Allpoint Blog

To Be or Not to Be Cashless

It’s not commonplace to see a “No Cash” sign on the door of a small business.  But in the trendy, techy neighborhoods of such cities as New York, London or Boston, cashless businesses – such as fast casual restaurants – are emerging. 

Some have made the move, because they view it as chic.  Others believe it will save them the costs of handling cash – security from internal theft or robbery, bank cash management fees, etc.  On the other hand, many businesses continue to accept a variety of payment options as a matter of customer service.  

Small businesses, in particular, grasp the reasons for primarily accepting cash or checks. And their ranks are high – roughly 55 percent of the nation’s 27 million small businesses don’t accept credit cards, Intuit data has shown.  Another survey of 1,000 small-business owners found that 72 percent prefer cash or checks over credit card payments. And consumers like cash, too. Our 2015 survey of more than 1,000 adults found that 49 percent of consumers have used cash to pay for a purchase at a small business in the last year, with credit following behind at 43 percent. 

For many small businesses, especially mom-and-pop shops, simplicity explains why they prefer to stay cash only. Credit card payments can take more time, requiring the customer or clerk to run the card through a machine.  And though improvements are said to be coming, the new EMV chip-enabled credit and debit cards take even longer.
 
Small businesses considering the cashless route need to remember the following benefits of continuing to accept cash:
   
  • It avoids expensive credit card-swiping fees that can range from roughly 1.5 percent to 2.5 percent for MasterCard, Visa and Discover cards and 2.5-3.5 percent for American Express, a 20-to-30 cent charge per transaction, a monthly fee to a merchant services provider, and the cost of card readers.

  • It provides funds immediately and eliminates the business from having to wait at least two business days for payment from the card issuer.

  • It eliminates chargebacks for a returned purchase or for fraud liability, since some card issuers hold merchants responsible for fraud that occurs through their point-of-sale systems.

  • It is secure and can’t be hacked, which can prove expensive and erode customer trust.  For example, the 2014 data breach against Home Depot cost the company an average of $176 per compromised record, or around $10 billion to be incurred by 2020.

  • It is dependable, and cannot crash as a chip-and-pin card system did in the United Kingdom on Valentine’s Day in 2015, costing businesses there thousands in lost sales.

  • It lets businesses serve an estimated eight percent of the U.S. population who are underbanked and without a credit or debit card. 
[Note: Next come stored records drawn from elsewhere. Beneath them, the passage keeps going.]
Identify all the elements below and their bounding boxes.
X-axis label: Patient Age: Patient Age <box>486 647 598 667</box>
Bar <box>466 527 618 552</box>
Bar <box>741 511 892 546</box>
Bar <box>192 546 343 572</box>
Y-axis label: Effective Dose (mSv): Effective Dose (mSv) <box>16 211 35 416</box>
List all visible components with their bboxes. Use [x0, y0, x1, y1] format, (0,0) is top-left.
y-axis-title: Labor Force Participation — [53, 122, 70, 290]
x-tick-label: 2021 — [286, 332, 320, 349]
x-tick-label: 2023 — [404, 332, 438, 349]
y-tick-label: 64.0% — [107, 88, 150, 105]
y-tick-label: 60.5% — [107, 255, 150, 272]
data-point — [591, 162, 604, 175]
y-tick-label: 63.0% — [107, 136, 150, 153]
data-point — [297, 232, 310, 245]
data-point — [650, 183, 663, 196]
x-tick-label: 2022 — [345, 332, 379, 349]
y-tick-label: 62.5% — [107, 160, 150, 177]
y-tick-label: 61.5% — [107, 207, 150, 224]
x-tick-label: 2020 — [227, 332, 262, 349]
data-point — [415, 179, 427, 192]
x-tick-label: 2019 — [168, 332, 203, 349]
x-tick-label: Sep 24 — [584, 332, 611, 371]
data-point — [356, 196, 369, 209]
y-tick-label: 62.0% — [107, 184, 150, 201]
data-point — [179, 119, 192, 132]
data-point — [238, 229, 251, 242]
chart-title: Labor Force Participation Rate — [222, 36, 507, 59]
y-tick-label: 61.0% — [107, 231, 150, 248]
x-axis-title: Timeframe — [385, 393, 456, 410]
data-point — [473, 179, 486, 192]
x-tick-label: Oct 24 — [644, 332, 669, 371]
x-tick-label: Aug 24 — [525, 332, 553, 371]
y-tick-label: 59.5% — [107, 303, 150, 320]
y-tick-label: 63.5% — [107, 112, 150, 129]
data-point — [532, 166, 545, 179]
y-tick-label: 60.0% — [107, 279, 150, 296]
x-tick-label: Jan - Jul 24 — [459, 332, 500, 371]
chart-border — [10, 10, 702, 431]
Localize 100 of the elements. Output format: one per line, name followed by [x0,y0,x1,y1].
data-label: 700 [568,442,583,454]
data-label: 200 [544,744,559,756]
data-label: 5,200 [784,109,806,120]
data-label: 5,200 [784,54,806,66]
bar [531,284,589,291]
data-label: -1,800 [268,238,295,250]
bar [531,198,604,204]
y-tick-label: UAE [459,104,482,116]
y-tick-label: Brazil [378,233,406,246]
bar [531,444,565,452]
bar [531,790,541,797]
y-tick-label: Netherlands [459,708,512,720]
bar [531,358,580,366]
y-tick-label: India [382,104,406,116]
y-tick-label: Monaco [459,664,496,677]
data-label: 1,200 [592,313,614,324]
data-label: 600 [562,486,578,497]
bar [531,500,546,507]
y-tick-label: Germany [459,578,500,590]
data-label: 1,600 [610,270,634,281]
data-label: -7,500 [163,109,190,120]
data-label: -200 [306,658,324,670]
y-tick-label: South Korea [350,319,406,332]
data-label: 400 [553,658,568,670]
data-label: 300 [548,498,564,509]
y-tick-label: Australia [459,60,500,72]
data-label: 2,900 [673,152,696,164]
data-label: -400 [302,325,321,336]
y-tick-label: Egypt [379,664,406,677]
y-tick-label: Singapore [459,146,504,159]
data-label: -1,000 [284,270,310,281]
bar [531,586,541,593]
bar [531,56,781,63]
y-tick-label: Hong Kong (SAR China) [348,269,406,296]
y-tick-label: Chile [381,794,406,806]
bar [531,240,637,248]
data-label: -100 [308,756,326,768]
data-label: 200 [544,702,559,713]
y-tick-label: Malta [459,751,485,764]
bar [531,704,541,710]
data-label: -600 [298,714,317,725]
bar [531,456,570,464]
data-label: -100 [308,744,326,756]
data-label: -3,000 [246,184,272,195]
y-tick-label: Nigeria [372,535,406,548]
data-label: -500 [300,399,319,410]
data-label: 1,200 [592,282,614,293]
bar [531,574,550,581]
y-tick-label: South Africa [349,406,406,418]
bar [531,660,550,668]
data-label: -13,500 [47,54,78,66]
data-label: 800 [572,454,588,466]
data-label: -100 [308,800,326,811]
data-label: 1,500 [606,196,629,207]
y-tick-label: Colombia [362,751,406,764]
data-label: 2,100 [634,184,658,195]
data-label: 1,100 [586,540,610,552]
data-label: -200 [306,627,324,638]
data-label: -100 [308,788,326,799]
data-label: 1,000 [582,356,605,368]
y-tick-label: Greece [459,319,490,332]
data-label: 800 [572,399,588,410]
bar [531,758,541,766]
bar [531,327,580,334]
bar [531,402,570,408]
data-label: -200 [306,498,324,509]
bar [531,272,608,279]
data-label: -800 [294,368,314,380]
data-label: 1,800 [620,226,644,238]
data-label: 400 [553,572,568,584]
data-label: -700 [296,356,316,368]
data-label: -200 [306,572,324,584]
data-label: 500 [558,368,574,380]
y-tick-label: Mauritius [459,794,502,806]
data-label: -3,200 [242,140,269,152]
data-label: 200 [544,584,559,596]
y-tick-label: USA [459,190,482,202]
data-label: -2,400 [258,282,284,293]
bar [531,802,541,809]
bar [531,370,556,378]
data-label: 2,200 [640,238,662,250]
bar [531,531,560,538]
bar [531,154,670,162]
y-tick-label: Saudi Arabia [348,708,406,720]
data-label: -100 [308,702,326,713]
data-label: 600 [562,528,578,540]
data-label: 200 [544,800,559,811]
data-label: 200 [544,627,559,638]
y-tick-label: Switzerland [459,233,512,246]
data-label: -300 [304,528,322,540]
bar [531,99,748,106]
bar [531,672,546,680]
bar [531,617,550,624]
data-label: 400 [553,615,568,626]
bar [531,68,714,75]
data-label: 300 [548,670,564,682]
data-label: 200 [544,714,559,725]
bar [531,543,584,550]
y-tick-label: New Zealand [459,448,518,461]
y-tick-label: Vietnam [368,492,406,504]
  • It involves less bookkeeping, which will reduce the business’ cost of a bookkeeper’s time and labor.
In addition, there are actually detriments to not accepting cash.  For example, a recent article in from the Boston Globe talked about a cashless business that was breaking a law:  it’s illegal in Massachusetts for a merchant not to accept cash.
  
But a more ubiquitous reason to avoid going cashless has to do with pricing. “Cash helps retailers hold down prices, because the fees they pay credit card companies are typically baked into merchandise prices, making them higher,” the article stated, citing National Retail Federation Vice President J. Craig Shearman. ‘Turning down cash is not something we would recommend,” he was quoted as saying. “The credit card industry has been very successful at brainwashing consumers into thinking plastic is the same as cash. It’s not.”
In short, businesses should consider what payment options meet the needs of their target customers.  From there, they must determine whether taking cash only or taking a variety of payment methods will positively or negatively impact their bottom line, cause them to lose prospective customers, or potentially damage their reputation.

For example, many Millennials use a mix of payment options, including mobile payments or debit or credit cards.  Alienating a demographic group of this size could be the death knell for a business.
  
In today’s digital world, as cards remain prevalent and mobile payments become more popular, it can be difficult for businesses to maintain a cash-only posture. Whatever they decide, it’s clear that cash remains an important payment vehicle and should continue to be accepted equally alongside cards and other digital methods.